Dynasty: 18th Dynasty, Reign of Tutankhamun (1327-1318 BC)
Size: Height: 198 cm, Lenght: 153 cm, Width: 122 cm
Place of discovery: Valley of the Kings – Thebes
Material: Wood lined with stucco and gilded, glass paste
This shrine was found in the so-called Treasure Room, with an alabaster container inside within which there were four canopic vases with four miniature sarcophagi for the internal organs of the king. The shrine, placed on a sled, is surrounded by two friezes of cobras with the solar disk. On every side of the shrine, there is a goddess with open arms to protect the canonic vases: Isis, Nephthys, Neith and Selket
Dynasty: 21th Dynasty, Reign of Psusennes I (1047-996 BC)
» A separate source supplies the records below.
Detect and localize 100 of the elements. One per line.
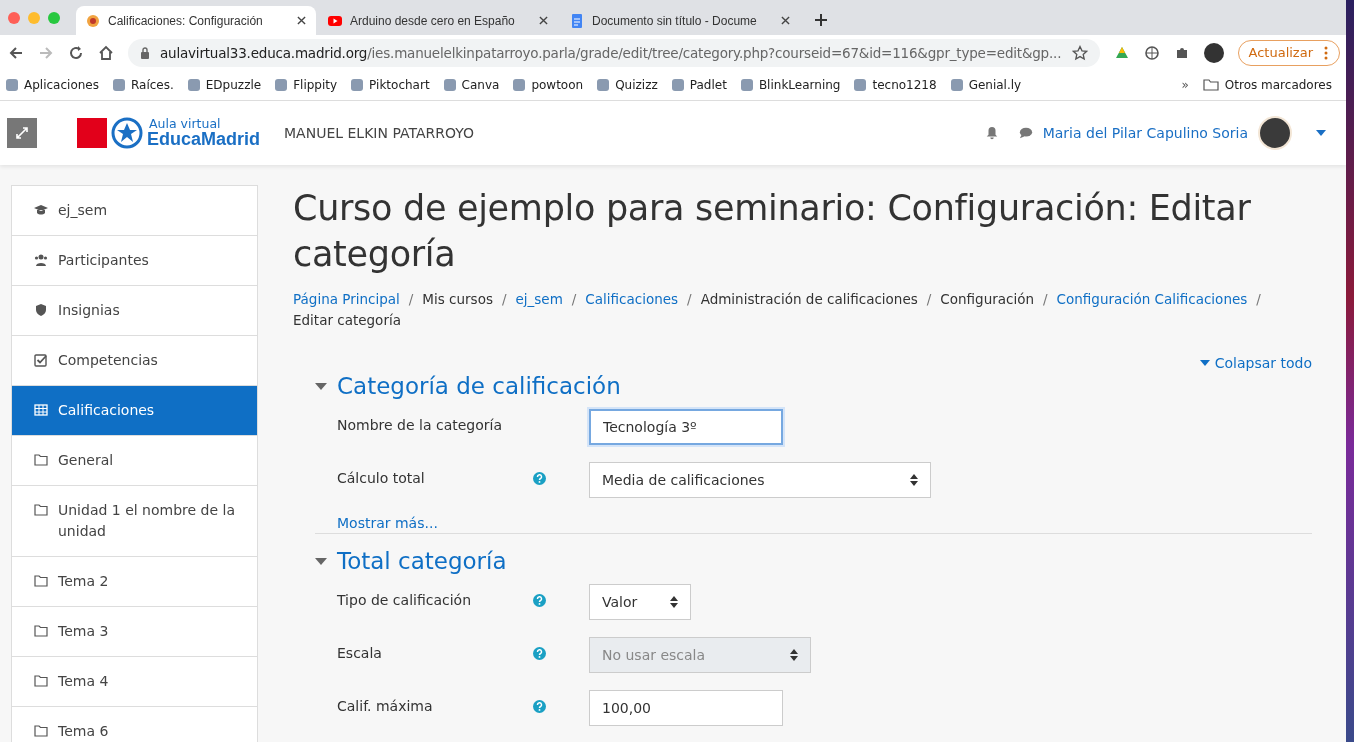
field-label: Escala	[337, 644, 383, 661]
breadcrumb-separator: /	[926, 290, 932, 309]
breadcrumb-link[interactable]: Calificaciones	[585, 289, 679, 310]
help-icon[interactable]	[533, 594, 546, 607]
flag-icon	[77, 118, 107, 148]
folder-icon	[34, 674, 48, 688]
sidebar-item[interactable]: ej_sem	[12, 186, 257, 236]
sort-arrows-icon	[910, 474, 918, 486]
sidebar-item[interactable]: General	[12, 436, 257, 486]
select-dropdown[interactable]: Media de calificaciones	[589, 462, 931, 498]
sidebar-item[interactable]: Tema 4	[12, 657, 257, 707]
breadcrumb-link[interactable]: Página Principal	[293, 289, 400, 310]
section-heading[interactable]: Categoría de calificación	[315, 373, 1312, 399]
field-label: Nombre de la categoría	[337, 416, 503, 433]
star-icon[interactable]	[1071, 44, 1088, 61]
new-tab-icon[interactable]	[814, 13, 828, 27]
update-button[interactable]: Actualizar	[1237, 39, 1340, 66]
reload-icon[interactable]	[68, 44, 84, 61]
field-label: Cálculo total	[337, 469, 426, 486]
user-avatar[interactable]	[1258, 116, 1292, 150]
browser-tab[interactable]: Calificaciones: Configuración	[76, 6, 316, 35]
bookmark-link[interactable]: BlinkLearning	[740, 78, 841, 92]
home-icon[interactable]	[98, 44, 114, 61]
sidebar-item[interactable]: Tema 2	[12, 557, 257, 607]
back-icon[interactable]	[8, 44, 24, 61]
bookmark-link[interactable]: Quizizz	[597, 78, 658, 92]
sidebar-item[interactable]: Tema 3	[12, 607, 257, 657]
text-input[interactable]: Tecnología 3º	[589, 409, 783, 445]
sort-arrows-icon	[670, 596, 678, 608]
shield-icon	[34, 303, 48, 317]
play-icon	[328, 13, 342, 28]
field-label: Calif. máxima	[337, 697, 434, 714]
bookmark-link[interactable]: tecno1218	[854, 78, 937, 92]
sidebar-item[interactable]: Tema 6	[12, 707, 257, 742]
sidebar-item[interactable]: Calificaciones	[12, 386, 257, 436]
select-dropdown[interactable]: Valor	[589, 584, 691, 620]
breadcrumb-text: Administración de calificaciones	[700, 290, 918, 309]
lock-icon	[140, 46, 150, 59]
breadcrumb-link[interactable]: ej_sem	[515, 289, 563, 310]
bookmark-link[interactable]: Genial.ly	[950, 78, 1022, 92]
folder-icon	[34, 453, 48, 467]
bookmark-link[interactable]: Aplicaciones	[6, 78, 99, 92]
breadcrumb-separator: /	[571, 290, 577, 309]
globe-icon[interactable]	[1143, 44, 1160, 61]
breadcrumb-link[interactable]: Configuración Calificaciones	[1056, 289, 1248, 310]
bookmark-link[interactable]: powtoon	[513, 78, 584, 92]
bookmark-link[interactable]: Flippity	[275, 78, 338, 92]
browser-tab[interactable]: Documento sin título - Docume	[560, 6, 800, 35]
sort-arrows-icon	[790, 649, 798, 661]
close-tab-icon[interactable]	[297, 16, 306, 25]
folder-icon	[34, 503, 48, 517]
url-text: aulavirtual33.educa.madrid.org/ies.manuelelkinpatarroyo.parla/grade/edit/tree/category.php?courseid=67&id=116&gpr_type=edit&gp...	[160, 44, 1062, 61]
breadcrumb-separator: /	[1043, 290, 1048, 309]
bookmark-link[interactable]: Piktochart	[351, 78, 430, 92]
help-icon[interactable]	[533, 700, 546, 713]
address-bar[interactable]: aulavirtual33.educa.madrid.org/ies.manuelelkinpatarroyo.parla/grade/edit/tree/category.php?courseid=67&id=116&gpr_type=edit&gp...	[128, 38, 1100, 67]
folder-icon	[34, 574, 48, 588]
breadcrumb-text: Configuración	[940, 290, 1034, 309]
breadcrumb-separator: /	[408, 290, 414, 309]
close-tab-icon[interactable]	[539, 16, 548, 25]
more-bookmarks-button[interactable]: »	[1181, 78, 1189, 92]
sidebar-item[interactable]: Unidad 1 el nombre de la unidad	[12, 486, 257, 557]
logo-title: EducaMadrid	[147, 130, 261, 149]
site-name: MANUEL ELKIN PATARROYO	[284, 125, 474, 141]
folder-icon	[34, 724, 48, 738]
page-title: Curso de ejemplo para seminario: Configuración: Editar categoría	[293, 187, 1252, 276]
sidebar-item[interactable]: Participantes	[12, 236, 257, 286]
text-input[interactable]: 100,00	[589, 690, 783, 726]
document-icon	[570, 13, 584, 28]
breadcrumb-text: Editar categoría	[293, 311, 401, 330]
folder-icon	[1202, 79, 1219, 91]
show-more-link[interactable]: Mostrar más...	[337, 515, 438, 531]
user-name-link[interactable]: Maria del Pilar Capulino Soria	[1042, 125, 1248, 141]
graduation-cap-icon	[34, 203, 48, 217]
star-logo-icon	[111, 117, 143, 149]
table-icon	[34, 403, 48, 417]
bookmark-link[interactable]: EDpuzzle	[187, 78, 262, 92]
browser-tab[interactable]: Arduino desde cero en Españo	[318, 6, 558, 35]
users-icon	[34, 253, 48, 267]
expand-icon	[14, 125, 30, 141]
profile-avatar[interactable]	[1203, 42, 1224, 63]
sidebar-item[interactable]: Insignias	[12, 286, 257, 336]
section-heading[interactable]: Total categoría	[315, 548, 1312, 574]
checkbox-icon	[34, 353, 48, 367]
breadcrumb-separator: /	[501, 290, 507, 309]
close-tab-icon[interactable]	[781, 16, 790, 25]
expand-button[interactable]	[7, 118, 37, 148]
folder-icon	[34, 624, 48, 638]
breadcrumb-text: Mis cursos	[422, 290, 493, 309]
more-options-icon[interactable]	[1324, 45, 1328, 60]
collapse-all-link[interactable]: Colapsar todo	[1199, 355, 1312, 371]
bell-icon[interactable]	[984, 126, 999, 140]
other-bookmarks-folder[interactable]: Otros marcadores	[1202, 78, 1332, 92]
bookmark-link[interactable]: Raíces.	[112, 78, 174, 92]
field-label: Tipo de calificación	[337, 591, 473, 608]
bookmark-link[interactable]: Padlet	[671, 78, 727, 92]
help-icon[interactable]	[533, 472, 546, 485]
speech-bubble-icon[interactable]	[1018, 126, 1033, 140]
bookmark-link[interactable]: Canva	[443, 78, 500, 92]
breadcrumb-separator: /	[1256, 290, 1261, 309]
Size: Height: 48 cm, Width: 38 cm
Place of discovery: Tanis – Nile Delta
Material: Gold, lapis lazuli, glass paste
This gold funerary mask, found by the French archeologist Pierre Montet in 1940, is one of the masterpieces of the Egyptian Museum and the most beautiful artefacts coming from the excavations at Tanis (now Tell San el-Hagar). The king is portrayed with the nemes-headdress with a uraeus (the holy cobra protector of royalty) and idealized features and usekh necklace.
This golden mask is the most famous of all the artefacts of ancient Egypt, a true icon of the pharaonic civilization. It will be the last artefact to be transported to the new museum. The king is portrayed with the nemes, white and blue stripped line headdress: a uraeus (holy cobra) and a vulture adorn his forehead and a false beard made from gold and glass paste. The king’s eyes are reproduced with quartz and obsidian. On his back, magical inscriptions are engraved taken from Chapter 151b of the Book of the Dead.